Real world Repairs
Background
Maintaining anti-entropy in Cassandra is achieved via the repair operation. This is vital, yet not well-supported in the Cassandra world. Thus, one need to think of innovative options to make this work at scale.
Following are the tools out there to run repairs on 2.1 clusters.
Netflix Tickler: https://github.com/ckalantzis/cassTickler (Read at CL.ALL via CQL continuously :: Python)
Spotify Reaper: https://github.com/spotify/cassandra-reaper (Subrange repair, provides a REST endpoint and calls APIs through JMX :: Java)
List subranges: https://github.com/pauloricardomg/cassandra-list-subranges (Tool to get subranges for a given node. :: Java)
Subrange Repair: https://github.com/BrianGallew/cassandra_range_repair (Tool to subrange repair :: Python)
Mutation Based Repair (An idea that is now dropped): https://issues.apache.org/jira/browse/CASSANDRA-8911
Problem Space
Office 365 uses Cassandra to learn deeply about its users. We need a reliable way to repair data when cluster has entropy (for variety of reasons). Therefore, we embarked on a journey to evaluate various approaches.
We can divide all the datasets into following buckets.
High Consistency
system_auth : This table is queried before every CQL query is executed and must be maintained consistent.
Medium Consistency
These tables have following characteristics
- Long TTLs else running repairs is moot.

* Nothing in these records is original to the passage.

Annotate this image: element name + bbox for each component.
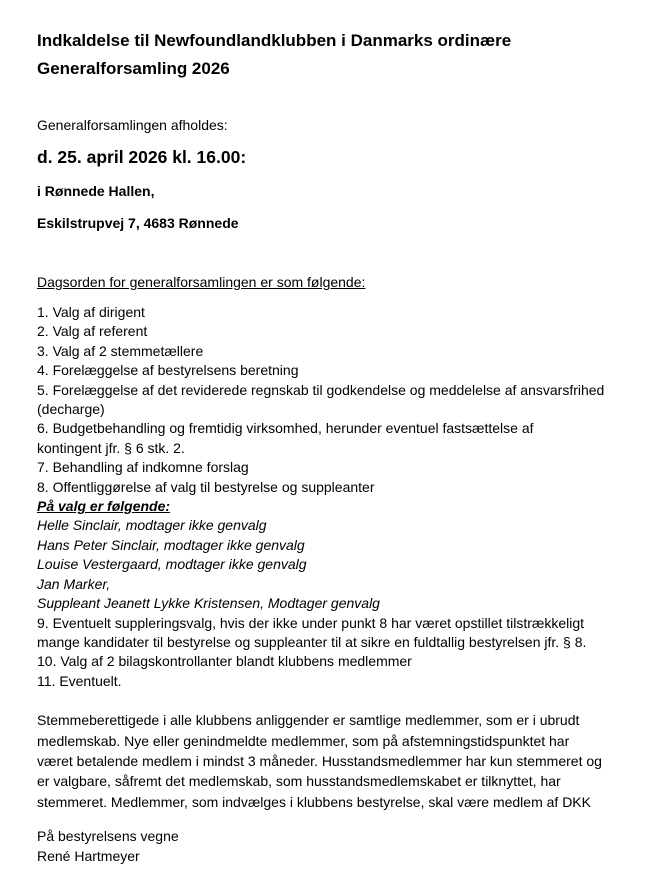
voting-rights-line: Stemmeberettigede i alle klubbens anliggender er samtlige medlemmer, som er i ubrudt xyxy=(37,712,580,729)
signature-block xyxy=(37,826,639,866)
agenda-line: 10. Valg af 2 bilagskontrollanter blandt klubbens medlemmer xyxy=(37,653,412,670)
agenda-line: kontingent jfr. § 6 stk. 2. xyxy=(37,439,185,456)
agenda-line: 1. Valg af dirigent xyxy=(37,304,145,320)
signature-name: René Hartmeyer xyxy=(37,848,140,865)
agenda-line: 2. Valg af referent xyxy=(37,323,148,340)
agenda-line: 9. Eventuelt suppleringsvalg, hvis der ikke under punkt 8 har været opstillet tilstrækkeligt xyxy=(37,614,585,631)
candidate-line: Jan Marker, xyxy=(37,575,111,592)
agenda-list xyxy=(37,303,639,691)
election-heading: På valg er følgende: xyxy=(37,498,171,515)
agenda-heading: Dagsorden for generalforsamlingen er som følgende: xyxy=(37,274,366,290)
meeting-datetime: d. 25. april 2026 kl. 16.00: xyxy=(37,147,247,167)
candidate-line: Helle Sinclair, modtager ikke genvalg xyxy=(37,517,267,534)
agenda-line: 3. Valg af 2 stemmetællere xyxy=(37,342,204,359)
agenda-line: 4. Forelæggelse af bestyrelsens beretning xyxy=(37,362,299,379)
agenda-line: 7. Behandling af indkomne forslag xyxy=(37,459,249,476)
agenda-line: 6. Budgetbehandling og fremtidig virksomhed, herunder eventuel fastsættelse af xyxy=(37,420,534,437)
signature-role: På bestyrelsens vegne xyxy=(37,828,179,845)
agenda-line: mange kandidater til bestyrelse og suppleanter til at sikre en fuldtallig bestyrelsen jfr. § 8. xyxy=(37,633,587,650)
agenda-line: (decharge) xyxy=(37,401,105,418)
agenda-line: 8. Offentliggørelse af valg til bestyrelse og suppleanter xyxy=(37,478,375,495)
meeting-address: Eskilstrupvej 7, 4683 Rønnede xyxy=(37,215,239,231)
voting-rights-line: stemmeret. Medlemmer, som indvælges i klubbens bestyrelse, skal være medlem af DKK xyxy=(37,793,591,810)
agenda-line: 11. Eventuelt. xyxy=(37,672,122,689)
voting-rights-line: været betalende medlem i mindst 3 måneder. Husstandsmedlemmer har kun stemmeret og xyxy=(37,752,602,769)
candidate-line: Suppleant Jeanett Lykke Kristensen, Modtager genvalg xyxy=(37,595,380,612)
meeting-intro: Generalforsamlingen afholdes: xyxy=(37,117,228,133)
voting-rights-line: medlemskab. Nye eller genindmeldte medlemmer, som på afstemningstidspunktet har xyxy=(37,732,570,749)
voting-rights-paragraph xyxy=(37,710,639,812)
document-title: Indkaldelse til Newfoundlandklubben i Danmarks ordinære Generalforsamling 2026 xyxy=(37,31,512,78)
candidate-line: Hans Peter Sinclair, modtager ikke genvalg xyxy=(37,536,305,553)
candidate-line: Louise Vestergaard, modtager ikke genvalg xyxy=(37,556,307,573)
voting-rights-line: er valgbare, såfremt det medlemskab, som husstandsmedlemskabet er tilknyttet, har xyxy=(37,773,561,790)
meeting-venue: i Rønnede Hallen, xyxy=(37,183,155,199)
agenda-line: 5. Forelæggelse af det reviderede regnskab til godkendelse og meddelelse af ansvarsfrihed xyxy=(37,381,605,398)
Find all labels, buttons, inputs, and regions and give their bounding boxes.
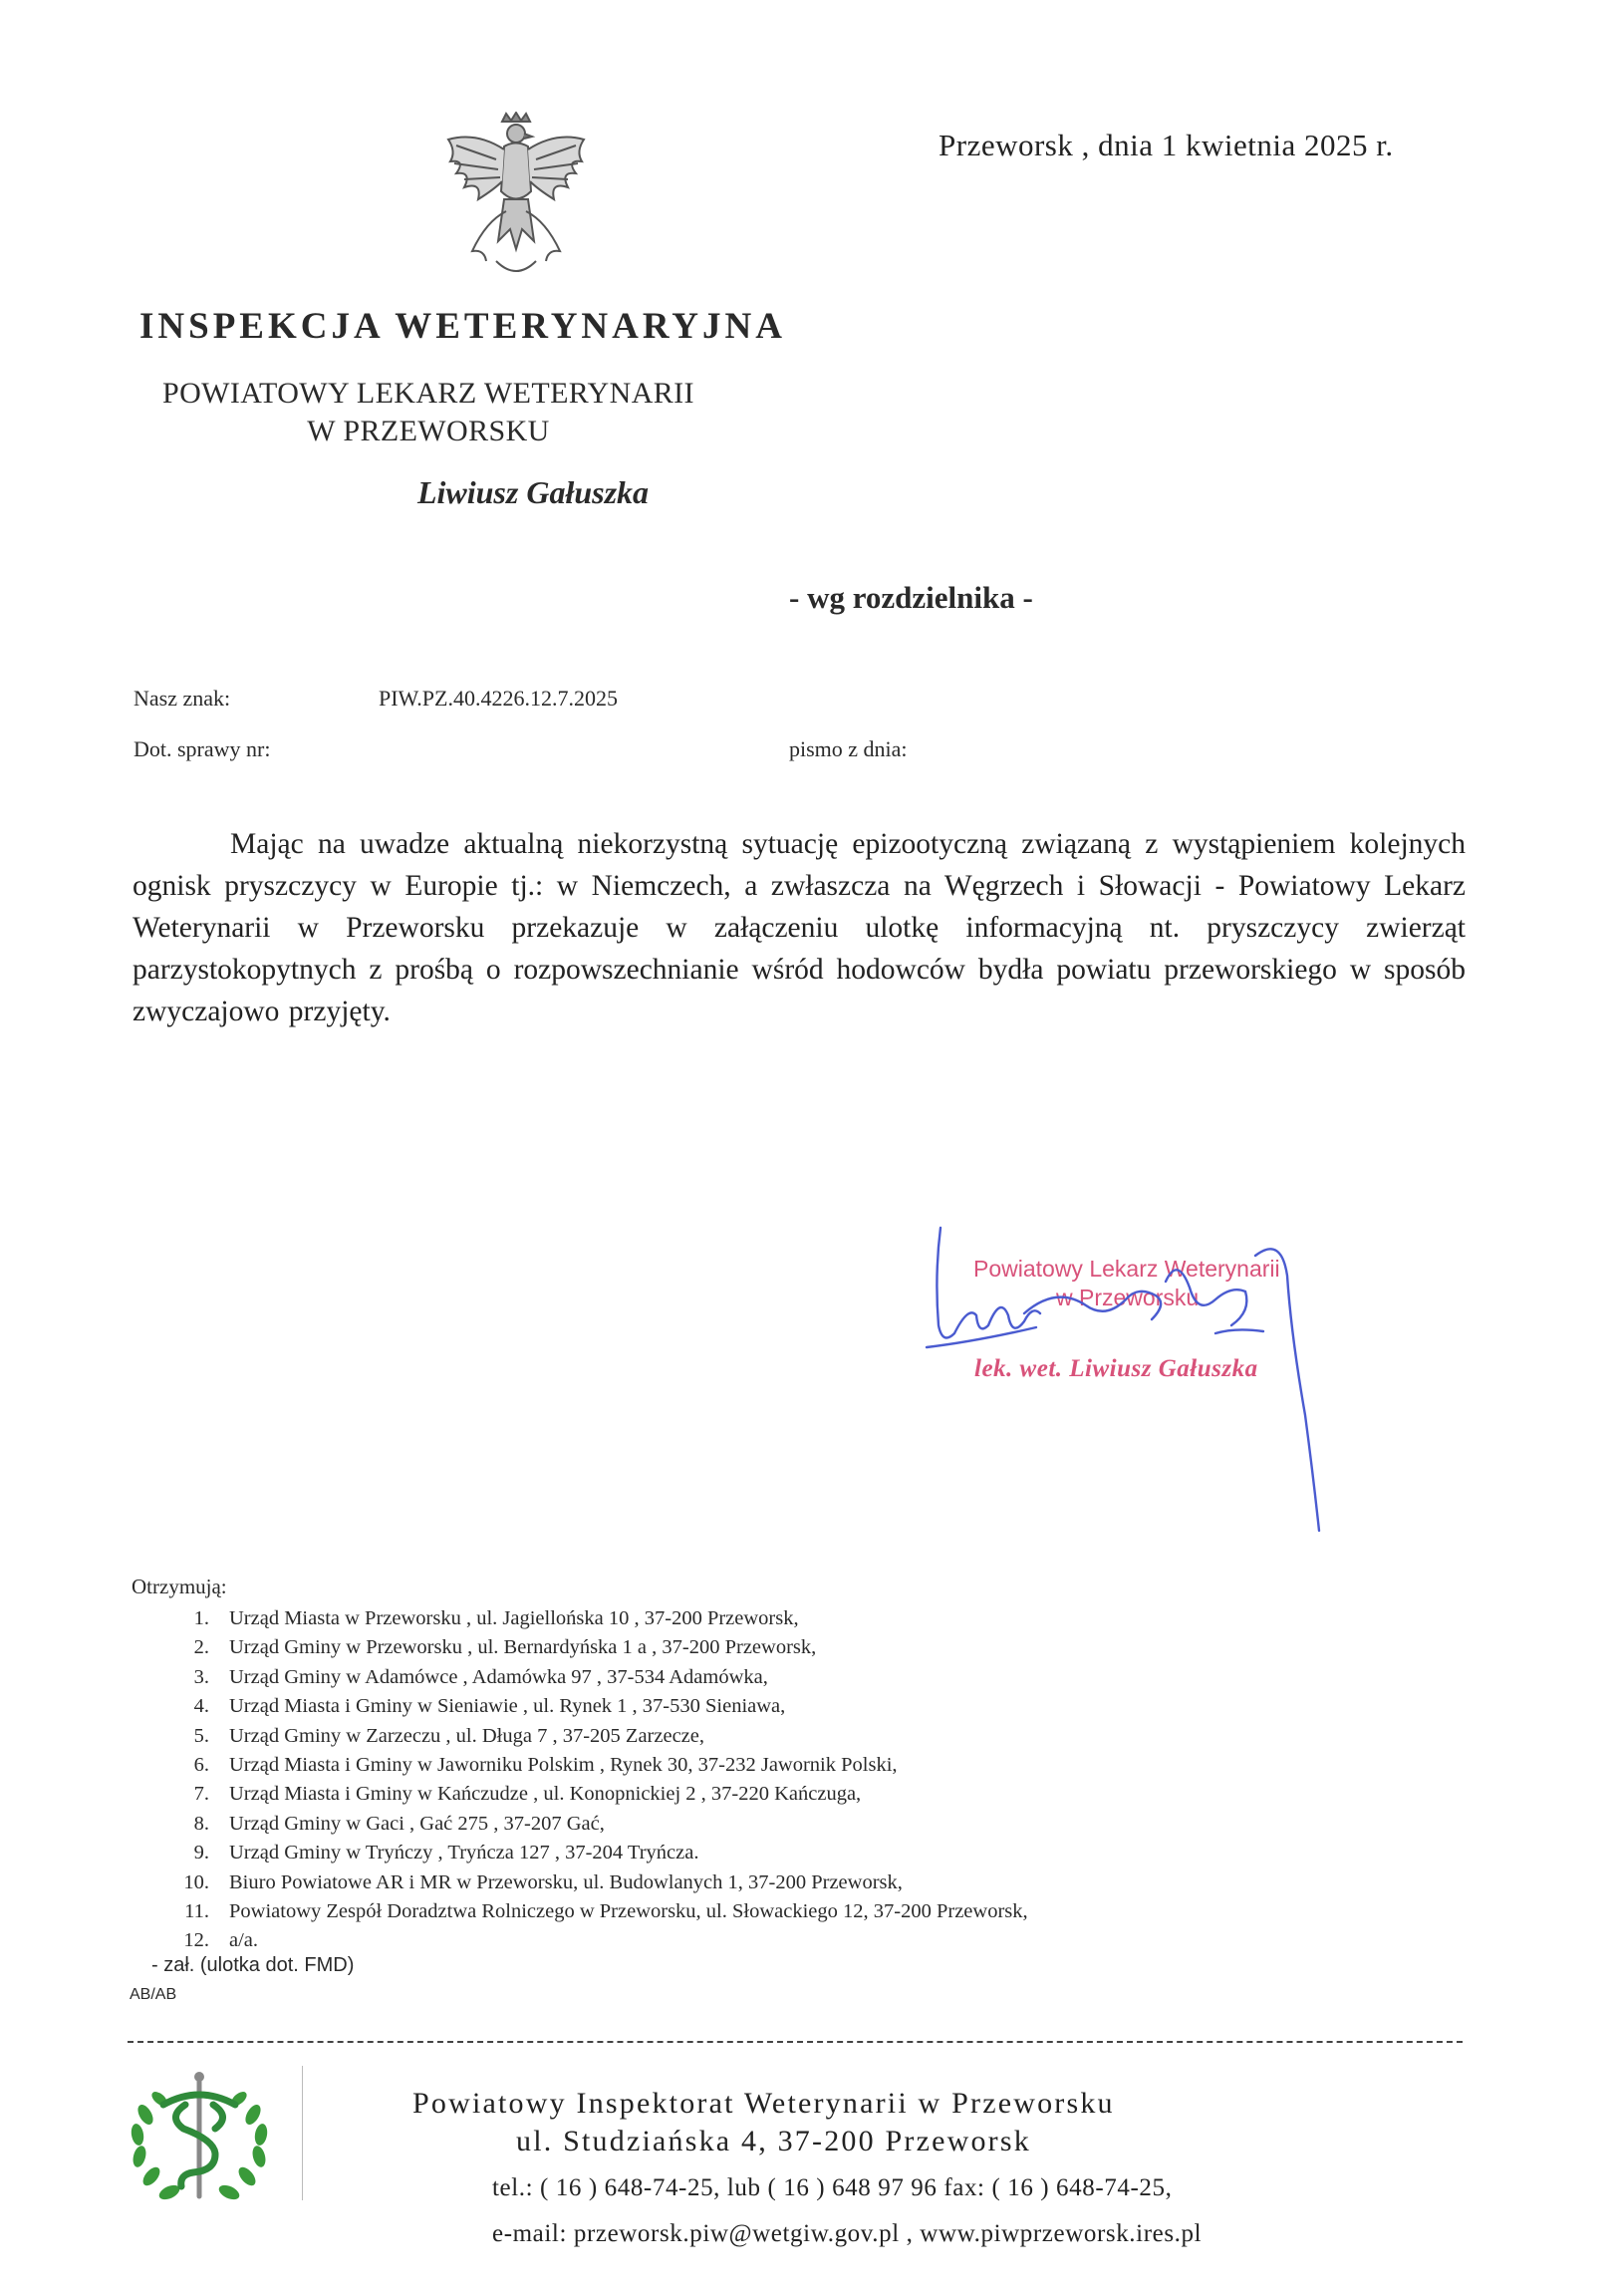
list-item-text: Urząd Gminy w Adamówce , Adamówka 97 , 37-534 Adamówka,	[229, 1665, 768, 1688]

- Power end user scenarios directly (e.g. tables powering APIs)
- Need to support Deletes (without TTLs)
- Require something beyond "statistically correct" consistency (this goes back to 2, and means "don't run repairs on gigantic tables holding raw data").
The stretch goal here is ability to read at LOCAL_ONE.
Experimentation
The tests were ran on a 300 node cluster, and we deleted ~100 GB of data from a node before running various repair approaches. The goal was to see how reliably and quickly the deleted data comes back, and if there is any performance impact on rest of cluster.
The default "nodetool repair" simply did not work (even functionally). Various approaches related to subrange repairs brought back the data but they were not reliable.
What worked best was a Spark job that ran the table at Consistency=ALL. With enough resources allocated to the job, the job always ran successfully and repaired the data.
We strongly recommend Spark as the means to repair if you have it in your stack.